Bonsai is, as I’m sure you know, the art of growing miniature trees. But just because they’re tiny doesn’t mean they’re less hardy than their full sized cousins nor does it mean they do not live as long.In fact, many of these dwarfs often outlive their fully grown counterparts.

There is something extremely therapeutic about creating bonsai trees, and at the same time it is an art which requires little in the way of expensive or specialist tools. The trees are a living art – with no two exactly alike – and they can change with the seasons and the years. Deciduous bonsai grown outdoors, for instance, lose their leaves in winter just as normal trees do, then they grow them back in spring. For added visual effect you can choose bonsai trees that flower such as azalea or white star jasmine.
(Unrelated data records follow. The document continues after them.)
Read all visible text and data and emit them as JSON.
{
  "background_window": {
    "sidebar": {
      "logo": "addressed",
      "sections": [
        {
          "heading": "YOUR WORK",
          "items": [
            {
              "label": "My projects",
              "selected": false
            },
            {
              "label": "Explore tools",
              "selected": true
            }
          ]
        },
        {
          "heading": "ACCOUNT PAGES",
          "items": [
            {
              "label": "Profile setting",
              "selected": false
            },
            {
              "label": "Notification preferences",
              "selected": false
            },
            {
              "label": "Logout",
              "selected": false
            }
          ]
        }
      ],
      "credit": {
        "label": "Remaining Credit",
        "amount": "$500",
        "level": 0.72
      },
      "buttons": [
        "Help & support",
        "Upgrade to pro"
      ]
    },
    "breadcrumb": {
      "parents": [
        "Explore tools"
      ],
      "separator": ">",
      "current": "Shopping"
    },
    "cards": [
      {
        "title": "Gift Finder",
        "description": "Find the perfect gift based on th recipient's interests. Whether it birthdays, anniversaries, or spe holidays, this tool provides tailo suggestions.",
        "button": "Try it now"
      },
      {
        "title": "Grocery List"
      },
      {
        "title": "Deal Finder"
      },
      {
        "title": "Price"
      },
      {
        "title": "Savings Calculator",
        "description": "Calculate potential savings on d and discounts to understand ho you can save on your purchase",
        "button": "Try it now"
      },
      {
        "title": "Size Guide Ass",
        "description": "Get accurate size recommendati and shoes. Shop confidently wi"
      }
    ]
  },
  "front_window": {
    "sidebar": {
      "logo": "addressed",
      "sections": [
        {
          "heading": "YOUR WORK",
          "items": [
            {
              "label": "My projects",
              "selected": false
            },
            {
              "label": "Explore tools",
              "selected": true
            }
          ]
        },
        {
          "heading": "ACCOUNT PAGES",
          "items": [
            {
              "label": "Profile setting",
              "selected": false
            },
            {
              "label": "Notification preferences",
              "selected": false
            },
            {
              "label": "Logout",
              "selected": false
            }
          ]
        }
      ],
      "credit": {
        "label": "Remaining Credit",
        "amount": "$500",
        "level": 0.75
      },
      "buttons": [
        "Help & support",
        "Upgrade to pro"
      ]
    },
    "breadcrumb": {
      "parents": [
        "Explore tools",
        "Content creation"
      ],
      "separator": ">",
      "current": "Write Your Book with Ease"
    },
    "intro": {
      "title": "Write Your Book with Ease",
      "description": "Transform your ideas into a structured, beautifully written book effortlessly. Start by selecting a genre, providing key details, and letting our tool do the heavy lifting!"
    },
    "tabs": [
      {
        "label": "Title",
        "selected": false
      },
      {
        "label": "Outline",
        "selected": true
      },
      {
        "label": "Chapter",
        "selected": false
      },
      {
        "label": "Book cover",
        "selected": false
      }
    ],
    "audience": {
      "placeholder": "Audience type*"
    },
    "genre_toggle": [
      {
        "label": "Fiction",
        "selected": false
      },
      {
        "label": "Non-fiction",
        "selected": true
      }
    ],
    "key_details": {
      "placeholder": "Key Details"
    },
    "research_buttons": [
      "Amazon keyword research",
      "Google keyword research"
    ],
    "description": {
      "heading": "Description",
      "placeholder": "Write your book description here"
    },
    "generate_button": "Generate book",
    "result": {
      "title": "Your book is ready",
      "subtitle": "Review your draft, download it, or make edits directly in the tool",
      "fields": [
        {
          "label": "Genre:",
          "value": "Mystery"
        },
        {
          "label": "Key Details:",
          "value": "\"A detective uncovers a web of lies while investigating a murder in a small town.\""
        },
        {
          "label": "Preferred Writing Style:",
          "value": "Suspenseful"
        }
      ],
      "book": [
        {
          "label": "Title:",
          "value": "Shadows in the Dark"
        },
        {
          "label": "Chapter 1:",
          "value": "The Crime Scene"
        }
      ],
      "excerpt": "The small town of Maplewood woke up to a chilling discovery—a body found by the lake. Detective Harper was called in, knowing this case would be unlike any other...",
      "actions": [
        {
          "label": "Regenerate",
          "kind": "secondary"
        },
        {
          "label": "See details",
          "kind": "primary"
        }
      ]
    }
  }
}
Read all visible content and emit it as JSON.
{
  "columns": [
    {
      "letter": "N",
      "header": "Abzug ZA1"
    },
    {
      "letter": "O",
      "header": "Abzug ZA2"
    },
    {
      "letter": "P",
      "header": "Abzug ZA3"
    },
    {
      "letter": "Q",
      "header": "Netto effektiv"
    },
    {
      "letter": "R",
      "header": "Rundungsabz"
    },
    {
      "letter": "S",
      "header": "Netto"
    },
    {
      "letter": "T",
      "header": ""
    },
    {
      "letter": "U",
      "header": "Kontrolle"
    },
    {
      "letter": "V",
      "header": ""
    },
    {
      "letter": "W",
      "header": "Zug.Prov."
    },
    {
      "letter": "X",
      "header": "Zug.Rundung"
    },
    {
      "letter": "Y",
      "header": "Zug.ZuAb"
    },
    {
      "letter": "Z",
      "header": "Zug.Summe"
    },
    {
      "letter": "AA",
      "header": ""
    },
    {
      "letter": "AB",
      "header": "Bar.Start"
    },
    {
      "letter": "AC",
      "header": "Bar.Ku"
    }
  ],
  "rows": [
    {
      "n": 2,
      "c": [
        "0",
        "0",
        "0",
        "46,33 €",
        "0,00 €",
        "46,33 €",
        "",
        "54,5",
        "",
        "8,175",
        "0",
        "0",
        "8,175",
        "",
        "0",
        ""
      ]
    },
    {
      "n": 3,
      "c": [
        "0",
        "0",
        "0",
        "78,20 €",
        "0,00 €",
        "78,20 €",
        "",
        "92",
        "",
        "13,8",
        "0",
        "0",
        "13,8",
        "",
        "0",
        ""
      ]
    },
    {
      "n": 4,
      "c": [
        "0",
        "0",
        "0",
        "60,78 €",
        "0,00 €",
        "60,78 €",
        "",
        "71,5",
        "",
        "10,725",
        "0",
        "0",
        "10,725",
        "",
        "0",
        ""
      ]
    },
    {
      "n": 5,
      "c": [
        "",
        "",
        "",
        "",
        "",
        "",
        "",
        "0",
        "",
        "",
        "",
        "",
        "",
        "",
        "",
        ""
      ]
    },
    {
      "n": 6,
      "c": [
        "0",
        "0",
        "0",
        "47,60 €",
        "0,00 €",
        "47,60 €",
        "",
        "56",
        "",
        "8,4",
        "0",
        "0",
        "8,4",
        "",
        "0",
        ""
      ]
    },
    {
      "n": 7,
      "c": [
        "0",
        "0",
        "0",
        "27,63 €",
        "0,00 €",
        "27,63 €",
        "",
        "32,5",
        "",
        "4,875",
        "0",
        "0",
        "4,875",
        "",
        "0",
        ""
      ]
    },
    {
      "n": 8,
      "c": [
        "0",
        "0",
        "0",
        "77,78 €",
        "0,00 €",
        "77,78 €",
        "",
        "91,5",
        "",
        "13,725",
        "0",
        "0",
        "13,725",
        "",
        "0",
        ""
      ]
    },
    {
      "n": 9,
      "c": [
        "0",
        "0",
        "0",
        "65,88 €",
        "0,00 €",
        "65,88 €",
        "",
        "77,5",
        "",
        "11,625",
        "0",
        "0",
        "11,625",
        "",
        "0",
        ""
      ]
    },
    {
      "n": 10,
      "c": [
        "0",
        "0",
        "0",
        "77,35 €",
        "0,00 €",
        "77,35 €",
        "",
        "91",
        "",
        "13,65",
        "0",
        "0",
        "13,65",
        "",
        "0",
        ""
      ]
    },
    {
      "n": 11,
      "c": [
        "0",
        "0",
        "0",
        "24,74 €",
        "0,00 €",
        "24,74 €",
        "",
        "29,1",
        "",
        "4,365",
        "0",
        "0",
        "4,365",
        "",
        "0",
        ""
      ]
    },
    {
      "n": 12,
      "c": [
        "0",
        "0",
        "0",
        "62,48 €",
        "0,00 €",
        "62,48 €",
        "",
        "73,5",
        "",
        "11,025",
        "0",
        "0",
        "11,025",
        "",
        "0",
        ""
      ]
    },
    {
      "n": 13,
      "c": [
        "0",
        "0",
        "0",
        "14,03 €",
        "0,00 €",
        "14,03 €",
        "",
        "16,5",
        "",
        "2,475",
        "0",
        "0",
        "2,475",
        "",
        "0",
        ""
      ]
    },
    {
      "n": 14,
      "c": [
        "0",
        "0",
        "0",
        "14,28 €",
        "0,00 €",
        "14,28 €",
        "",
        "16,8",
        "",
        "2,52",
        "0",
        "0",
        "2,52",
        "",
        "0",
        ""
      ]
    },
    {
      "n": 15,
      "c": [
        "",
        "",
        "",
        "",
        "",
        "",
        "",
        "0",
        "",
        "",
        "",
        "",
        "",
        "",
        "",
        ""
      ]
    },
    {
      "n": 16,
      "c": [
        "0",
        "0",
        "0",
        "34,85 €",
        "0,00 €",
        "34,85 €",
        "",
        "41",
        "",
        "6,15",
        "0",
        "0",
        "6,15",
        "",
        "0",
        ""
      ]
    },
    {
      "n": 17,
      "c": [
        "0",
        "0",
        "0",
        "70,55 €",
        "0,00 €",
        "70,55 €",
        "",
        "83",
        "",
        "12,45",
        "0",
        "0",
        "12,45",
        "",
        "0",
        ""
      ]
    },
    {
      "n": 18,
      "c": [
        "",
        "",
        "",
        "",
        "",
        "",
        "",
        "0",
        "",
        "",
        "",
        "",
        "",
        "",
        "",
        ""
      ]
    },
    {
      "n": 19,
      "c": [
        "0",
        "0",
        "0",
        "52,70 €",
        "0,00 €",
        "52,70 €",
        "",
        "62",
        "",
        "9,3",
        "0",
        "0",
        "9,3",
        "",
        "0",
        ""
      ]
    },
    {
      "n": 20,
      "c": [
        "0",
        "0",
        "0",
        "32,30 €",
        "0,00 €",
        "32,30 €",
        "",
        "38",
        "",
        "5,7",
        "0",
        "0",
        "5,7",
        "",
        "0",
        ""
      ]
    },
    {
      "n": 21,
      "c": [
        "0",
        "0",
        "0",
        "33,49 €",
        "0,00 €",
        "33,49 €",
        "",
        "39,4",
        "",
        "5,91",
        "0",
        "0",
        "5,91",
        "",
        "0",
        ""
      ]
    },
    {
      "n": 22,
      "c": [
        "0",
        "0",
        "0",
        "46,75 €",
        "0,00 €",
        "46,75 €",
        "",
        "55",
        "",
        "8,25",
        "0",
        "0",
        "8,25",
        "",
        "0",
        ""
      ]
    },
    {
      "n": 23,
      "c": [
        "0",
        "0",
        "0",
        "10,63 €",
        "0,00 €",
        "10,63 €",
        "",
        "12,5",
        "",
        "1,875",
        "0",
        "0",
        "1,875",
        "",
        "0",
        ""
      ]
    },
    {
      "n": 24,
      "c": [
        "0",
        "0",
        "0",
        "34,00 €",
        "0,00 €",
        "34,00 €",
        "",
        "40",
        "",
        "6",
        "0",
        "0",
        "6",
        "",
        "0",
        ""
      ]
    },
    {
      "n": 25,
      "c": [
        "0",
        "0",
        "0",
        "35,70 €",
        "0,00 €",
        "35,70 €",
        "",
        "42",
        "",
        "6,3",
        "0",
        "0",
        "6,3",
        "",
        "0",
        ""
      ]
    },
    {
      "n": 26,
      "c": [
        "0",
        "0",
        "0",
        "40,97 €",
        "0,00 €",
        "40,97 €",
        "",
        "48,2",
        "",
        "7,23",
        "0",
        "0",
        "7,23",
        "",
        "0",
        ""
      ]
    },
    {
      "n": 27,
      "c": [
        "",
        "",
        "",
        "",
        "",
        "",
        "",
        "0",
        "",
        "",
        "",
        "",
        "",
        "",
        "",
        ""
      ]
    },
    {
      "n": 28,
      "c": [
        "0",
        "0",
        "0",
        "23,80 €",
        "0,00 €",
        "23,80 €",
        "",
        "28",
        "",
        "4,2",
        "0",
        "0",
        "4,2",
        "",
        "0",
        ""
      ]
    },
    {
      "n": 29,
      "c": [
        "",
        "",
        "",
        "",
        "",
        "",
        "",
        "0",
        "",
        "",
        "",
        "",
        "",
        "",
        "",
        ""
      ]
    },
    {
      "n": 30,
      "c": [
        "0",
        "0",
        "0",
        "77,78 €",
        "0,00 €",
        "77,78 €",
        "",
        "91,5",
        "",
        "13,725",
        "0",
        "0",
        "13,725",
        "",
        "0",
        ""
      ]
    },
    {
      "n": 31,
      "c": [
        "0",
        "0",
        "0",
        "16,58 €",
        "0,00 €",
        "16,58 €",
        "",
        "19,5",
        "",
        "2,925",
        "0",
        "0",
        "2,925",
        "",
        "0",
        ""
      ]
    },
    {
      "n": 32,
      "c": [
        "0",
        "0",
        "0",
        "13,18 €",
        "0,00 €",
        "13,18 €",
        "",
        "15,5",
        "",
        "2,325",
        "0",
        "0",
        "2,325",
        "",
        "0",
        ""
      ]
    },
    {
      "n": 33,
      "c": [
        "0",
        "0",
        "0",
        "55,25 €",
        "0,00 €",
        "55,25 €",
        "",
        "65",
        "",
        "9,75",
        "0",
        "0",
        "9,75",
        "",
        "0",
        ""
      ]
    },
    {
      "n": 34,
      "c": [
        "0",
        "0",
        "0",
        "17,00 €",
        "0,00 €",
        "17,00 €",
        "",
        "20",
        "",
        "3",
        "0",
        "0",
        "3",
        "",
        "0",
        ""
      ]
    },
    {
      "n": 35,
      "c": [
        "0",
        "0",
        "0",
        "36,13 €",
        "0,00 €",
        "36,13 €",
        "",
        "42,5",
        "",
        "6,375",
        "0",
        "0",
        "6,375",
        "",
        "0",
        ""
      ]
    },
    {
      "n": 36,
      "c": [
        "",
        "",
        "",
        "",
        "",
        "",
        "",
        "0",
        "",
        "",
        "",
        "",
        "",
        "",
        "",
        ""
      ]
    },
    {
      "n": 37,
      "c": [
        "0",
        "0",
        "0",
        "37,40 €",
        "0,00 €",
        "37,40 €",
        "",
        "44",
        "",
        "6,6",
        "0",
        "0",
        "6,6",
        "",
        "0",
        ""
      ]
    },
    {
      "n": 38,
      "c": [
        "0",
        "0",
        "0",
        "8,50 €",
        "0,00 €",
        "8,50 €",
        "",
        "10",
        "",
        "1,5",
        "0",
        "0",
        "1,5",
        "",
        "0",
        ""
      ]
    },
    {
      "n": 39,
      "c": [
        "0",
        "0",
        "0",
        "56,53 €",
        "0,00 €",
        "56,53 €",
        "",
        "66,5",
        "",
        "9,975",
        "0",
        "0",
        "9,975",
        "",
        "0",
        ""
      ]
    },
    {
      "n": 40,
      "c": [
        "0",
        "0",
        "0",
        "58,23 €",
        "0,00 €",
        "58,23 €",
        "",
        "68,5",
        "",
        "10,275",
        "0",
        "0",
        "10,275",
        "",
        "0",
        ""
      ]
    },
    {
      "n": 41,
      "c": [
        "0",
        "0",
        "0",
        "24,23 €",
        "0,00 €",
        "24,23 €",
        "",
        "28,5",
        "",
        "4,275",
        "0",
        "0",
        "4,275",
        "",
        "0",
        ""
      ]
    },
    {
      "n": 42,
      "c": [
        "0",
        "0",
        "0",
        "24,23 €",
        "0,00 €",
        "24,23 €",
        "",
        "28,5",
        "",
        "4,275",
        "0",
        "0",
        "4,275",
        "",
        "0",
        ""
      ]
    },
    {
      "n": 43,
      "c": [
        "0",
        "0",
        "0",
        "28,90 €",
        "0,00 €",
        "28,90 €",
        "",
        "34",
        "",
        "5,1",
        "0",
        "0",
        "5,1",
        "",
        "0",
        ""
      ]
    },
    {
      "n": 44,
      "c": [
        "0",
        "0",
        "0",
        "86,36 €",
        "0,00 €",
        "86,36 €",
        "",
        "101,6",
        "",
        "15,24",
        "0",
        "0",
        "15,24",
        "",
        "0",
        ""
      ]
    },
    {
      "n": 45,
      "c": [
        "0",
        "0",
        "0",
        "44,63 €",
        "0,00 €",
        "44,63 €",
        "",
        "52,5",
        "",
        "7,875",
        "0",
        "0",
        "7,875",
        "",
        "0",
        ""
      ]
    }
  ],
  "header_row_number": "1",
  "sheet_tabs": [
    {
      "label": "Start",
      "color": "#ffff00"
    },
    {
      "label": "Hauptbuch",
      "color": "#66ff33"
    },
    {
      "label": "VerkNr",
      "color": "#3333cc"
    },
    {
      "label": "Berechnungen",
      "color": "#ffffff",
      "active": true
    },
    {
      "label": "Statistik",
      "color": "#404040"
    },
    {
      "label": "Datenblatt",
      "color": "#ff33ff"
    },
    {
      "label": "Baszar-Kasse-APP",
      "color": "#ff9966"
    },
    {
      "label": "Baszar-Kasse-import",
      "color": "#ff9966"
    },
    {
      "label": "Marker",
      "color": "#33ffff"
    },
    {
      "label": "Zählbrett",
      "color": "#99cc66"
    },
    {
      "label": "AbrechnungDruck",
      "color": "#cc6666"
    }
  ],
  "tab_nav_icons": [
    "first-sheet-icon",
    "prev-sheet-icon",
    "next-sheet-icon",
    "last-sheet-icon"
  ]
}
The easiest way to start is to buy a tree already trimmed and in a pot. It has usually already been shaped, often with the sculptor using wire to give it a unique, twisted appearance. But it is up to the keeper of the tree to trim leaves and branches as the years go by, deciding which to keep and which to cut. Bonsai masters, those that are involved with bonsai trees care, attempt to create not just an aesthetically pleasing shape, but a spiritual sense of age, beauty and timeless endurance.

You will need to know how to prune the trunk and roots of your tree as well as the branches. It may sound rather daunting but, as I have said before, all that’s needed is the right knowledge to know what to trim and what to leave.

Another very vital factor for bonsai trees care is watering. Because they are in shallow pots and have less roots than normal , bonsai trees are particularly vulnerable to dehydration. But give them too much water all at once and it’s like subjecting them to a 100 year flood! Watering needs depend on the humidity, type of soil, size and shape of the pot, the type of tree you have and whether it’s inside or outside.

Bonsai do need to be re-potted and the roots pruned but when depends entirely on your particular type of tree and how vigorously it is growing, but it is most often done, as with normal gardening, just before spring when the plant is in a reasonably dormant state.

Bonsai generally need a loose fast-draining soil – but again it depends on the type of tree, its pot and where it’s sited. Pots come in a huge variety of shapes and sizes. The pot should complement the tree in both colour and shape and is considered as much a part of the art-form as the tree itself.

Bonsai trees care is not particularly onerous if you have the right knowledge. They don’t require a lot of effort or expense, neither are they particularly time consuming. Bonsai trees can die very quickly – it they do not have the proper care.

With the right knowledge you will not only create something that will give you hours of pleasure but also a treasure your family can pass down from generation to generation. By understanding the principles of bonsai trees care, you can grow a living treasure to pass on to your grandchildren, which in turn, they can pass on to their children with the duty of care for bonsai trees handed down through countless generations, outlasting most other forms of legacy.